To be clear, I’m not saying all Black people in Regency-era productions have to be servants, or that there were no Black people in the metropole in long eighteenth-century England, or that Black people did not author narratives of their own experiences of this place and time. Nor am I saying that white supremacy was so profound that it cannot be undone, even speculatively. On the contrary, the problem Lukács prompts me to ponder goes in the other direction: how can the undoing of white supremacy not also propel other undoings? More specifically: how can the speculative reversal of white supremacy not also speculatively demolish an aristocratic regime whose profit from, and conspicuous consumption of, colonial commodities—sugar, tobacco, fabric—instead cater to our visual delectation?
Lukács coins a formula for his Marxist critical method: “Internal discrepancies in artistic form are manifestations of distortions in life patterns and result from unresolved (and therefore especially compelling) social contradictions.” Eloise is a tiny symptom—we’re so used to it, it’s easy to miss the trivialization of feminism that was, historically, a threat to the ruling class. But what distortion in our own life patterns, what unresolved social contradiction, makes us see no necessary tie between white supremacy and class dominance, even speculatively?

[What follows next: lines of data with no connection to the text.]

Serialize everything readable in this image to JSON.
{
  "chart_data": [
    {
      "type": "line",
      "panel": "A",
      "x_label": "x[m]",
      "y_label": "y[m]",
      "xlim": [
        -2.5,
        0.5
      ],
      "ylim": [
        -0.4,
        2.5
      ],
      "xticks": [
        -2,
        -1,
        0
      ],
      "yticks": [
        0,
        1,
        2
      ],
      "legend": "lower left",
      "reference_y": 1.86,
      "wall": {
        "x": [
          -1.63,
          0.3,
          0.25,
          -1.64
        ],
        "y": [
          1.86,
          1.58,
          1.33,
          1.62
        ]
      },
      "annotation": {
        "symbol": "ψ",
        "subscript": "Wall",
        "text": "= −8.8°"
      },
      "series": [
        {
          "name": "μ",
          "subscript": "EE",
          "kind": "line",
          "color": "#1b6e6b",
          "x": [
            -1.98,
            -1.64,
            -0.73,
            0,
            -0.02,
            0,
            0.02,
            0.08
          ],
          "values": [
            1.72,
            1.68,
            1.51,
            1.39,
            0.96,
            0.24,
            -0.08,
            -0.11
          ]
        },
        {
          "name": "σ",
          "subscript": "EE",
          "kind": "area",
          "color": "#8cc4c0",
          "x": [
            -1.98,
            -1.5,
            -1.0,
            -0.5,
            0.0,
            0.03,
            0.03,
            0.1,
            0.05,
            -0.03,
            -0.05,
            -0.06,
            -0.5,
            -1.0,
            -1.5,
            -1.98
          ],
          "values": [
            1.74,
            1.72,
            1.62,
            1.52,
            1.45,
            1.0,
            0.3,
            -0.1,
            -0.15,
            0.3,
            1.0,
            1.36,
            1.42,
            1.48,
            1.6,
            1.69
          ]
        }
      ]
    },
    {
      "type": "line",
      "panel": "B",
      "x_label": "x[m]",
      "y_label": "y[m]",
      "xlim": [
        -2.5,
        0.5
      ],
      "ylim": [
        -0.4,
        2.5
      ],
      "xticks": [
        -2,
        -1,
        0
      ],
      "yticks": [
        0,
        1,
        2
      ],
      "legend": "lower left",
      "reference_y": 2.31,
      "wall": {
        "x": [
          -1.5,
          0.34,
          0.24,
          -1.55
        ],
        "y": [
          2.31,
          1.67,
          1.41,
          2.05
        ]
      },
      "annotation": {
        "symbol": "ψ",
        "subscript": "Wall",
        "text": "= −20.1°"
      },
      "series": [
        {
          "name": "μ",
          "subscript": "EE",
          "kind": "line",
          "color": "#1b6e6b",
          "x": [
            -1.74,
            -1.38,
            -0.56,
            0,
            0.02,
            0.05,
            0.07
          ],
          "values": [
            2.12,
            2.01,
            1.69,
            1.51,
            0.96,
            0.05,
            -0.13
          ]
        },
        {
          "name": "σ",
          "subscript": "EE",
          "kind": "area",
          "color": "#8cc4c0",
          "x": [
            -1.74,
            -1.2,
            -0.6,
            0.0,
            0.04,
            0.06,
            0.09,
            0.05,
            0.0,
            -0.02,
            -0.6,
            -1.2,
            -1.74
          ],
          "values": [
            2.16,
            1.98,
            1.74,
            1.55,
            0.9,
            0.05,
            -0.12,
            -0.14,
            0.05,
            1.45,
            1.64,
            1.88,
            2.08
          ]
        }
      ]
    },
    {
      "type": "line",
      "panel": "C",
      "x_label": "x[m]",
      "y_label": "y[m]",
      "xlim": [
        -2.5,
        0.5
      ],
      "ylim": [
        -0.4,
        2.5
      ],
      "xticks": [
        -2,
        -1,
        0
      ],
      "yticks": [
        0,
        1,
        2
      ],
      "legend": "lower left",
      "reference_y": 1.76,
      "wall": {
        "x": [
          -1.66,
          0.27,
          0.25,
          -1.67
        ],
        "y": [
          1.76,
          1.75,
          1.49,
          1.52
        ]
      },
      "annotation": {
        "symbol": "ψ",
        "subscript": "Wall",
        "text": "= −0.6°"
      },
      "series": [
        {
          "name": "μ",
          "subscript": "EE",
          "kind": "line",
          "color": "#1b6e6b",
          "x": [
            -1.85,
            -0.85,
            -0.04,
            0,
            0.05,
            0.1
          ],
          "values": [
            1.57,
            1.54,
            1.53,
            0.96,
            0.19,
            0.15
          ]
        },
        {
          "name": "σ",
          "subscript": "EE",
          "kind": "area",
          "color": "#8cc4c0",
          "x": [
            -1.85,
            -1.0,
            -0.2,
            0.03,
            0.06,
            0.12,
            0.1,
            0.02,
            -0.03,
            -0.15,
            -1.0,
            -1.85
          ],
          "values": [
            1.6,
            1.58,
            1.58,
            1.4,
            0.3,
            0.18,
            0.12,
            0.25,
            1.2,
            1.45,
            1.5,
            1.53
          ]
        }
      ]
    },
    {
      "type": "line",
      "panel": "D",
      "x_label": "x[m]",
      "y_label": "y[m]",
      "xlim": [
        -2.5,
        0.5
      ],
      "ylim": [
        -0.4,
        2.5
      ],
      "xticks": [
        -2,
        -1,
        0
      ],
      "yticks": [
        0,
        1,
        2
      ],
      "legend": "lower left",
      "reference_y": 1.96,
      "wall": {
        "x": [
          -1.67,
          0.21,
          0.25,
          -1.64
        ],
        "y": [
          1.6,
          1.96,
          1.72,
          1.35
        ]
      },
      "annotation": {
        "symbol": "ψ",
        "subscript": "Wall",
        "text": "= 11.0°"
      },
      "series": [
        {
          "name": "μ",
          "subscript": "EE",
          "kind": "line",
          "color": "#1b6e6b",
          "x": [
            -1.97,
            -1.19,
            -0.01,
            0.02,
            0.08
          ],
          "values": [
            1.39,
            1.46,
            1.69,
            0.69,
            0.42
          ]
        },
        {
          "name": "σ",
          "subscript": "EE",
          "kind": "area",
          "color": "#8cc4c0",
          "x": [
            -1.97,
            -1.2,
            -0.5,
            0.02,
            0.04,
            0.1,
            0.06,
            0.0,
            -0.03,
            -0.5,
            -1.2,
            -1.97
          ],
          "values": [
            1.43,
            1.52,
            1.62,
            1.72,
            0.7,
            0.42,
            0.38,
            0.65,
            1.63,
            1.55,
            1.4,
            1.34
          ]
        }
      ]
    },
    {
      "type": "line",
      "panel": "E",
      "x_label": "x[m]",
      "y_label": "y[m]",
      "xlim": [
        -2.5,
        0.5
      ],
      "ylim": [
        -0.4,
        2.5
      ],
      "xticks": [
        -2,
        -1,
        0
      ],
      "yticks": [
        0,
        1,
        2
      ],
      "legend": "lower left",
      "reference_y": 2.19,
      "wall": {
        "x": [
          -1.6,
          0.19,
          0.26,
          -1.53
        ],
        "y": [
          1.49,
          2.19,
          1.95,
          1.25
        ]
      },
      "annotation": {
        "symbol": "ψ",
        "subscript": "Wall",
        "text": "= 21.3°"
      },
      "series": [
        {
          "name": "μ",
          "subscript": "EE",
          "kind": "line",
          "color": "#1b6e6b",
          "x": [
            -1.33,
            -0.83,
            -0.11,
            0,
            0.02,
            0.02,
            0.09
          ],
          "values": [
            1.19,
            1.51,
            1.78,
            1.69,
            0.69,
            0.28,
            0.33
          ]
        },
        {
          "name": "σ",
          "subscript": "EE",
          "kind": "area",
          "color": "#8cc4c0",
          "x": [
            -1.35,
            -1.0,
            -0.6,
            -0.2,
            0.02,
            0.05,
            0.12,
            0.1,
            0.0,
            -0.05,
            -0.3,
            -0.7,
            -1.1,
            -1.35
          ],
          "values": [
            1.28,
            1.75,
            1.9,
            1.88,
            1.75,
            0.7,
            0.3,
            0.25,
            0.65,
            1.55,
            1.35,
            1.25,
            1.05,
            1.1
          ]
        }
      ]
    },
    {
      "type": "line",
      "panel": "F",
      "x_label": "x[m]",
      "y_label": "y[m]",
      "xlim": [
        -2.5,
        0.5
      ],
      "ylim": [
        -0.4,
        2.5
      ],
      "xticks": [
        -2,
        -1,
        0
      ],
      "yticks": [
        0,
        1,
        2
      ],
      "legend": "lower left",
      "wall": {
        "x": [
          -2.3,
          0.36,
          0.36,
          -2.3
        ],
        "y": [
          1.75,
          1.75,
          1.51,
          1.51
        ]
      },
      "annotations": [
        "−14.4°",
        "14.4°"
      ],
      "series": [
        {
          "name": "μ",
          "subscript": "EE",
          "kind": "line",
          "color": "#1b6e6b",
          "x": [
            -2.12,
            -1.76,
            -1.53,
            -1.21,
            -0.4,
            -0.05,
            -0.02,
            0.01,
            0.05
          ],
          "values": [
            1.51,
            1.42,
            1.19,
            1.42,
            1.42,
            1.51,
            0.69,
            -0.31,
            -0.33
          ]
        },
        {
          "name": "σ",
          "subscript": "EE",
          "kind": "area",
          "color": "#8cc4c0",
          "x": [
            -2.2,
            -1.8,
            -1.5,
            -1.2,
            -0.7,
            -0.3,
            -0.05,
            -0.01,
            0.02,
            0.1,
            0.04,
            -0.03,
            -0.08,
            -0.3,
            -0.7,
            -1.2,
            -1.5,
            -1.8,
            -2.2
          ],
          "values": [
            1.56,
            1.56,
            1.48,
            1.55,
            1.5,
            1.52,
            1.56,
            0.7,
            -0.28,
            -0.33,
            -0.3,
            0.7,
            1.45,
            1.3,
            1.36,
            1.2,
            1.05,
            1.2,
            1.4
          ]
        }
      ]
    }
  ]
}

Or is the fantasy of Bridgerton exactly this: that the former can be brought down while we continue to inhabit a world whose meanings and delights are defined by the latter?
Helen Thompson teaches eighteenth-century literature, philosophy, and history of science at Northwestern University. She has also taught feminist speculative science fiction and hopes one day to develop a class on feminist and anti-racist aesthetics in ’60s and ’70s women’s painting, drawing, printing, sculpture, collage, and fiber art.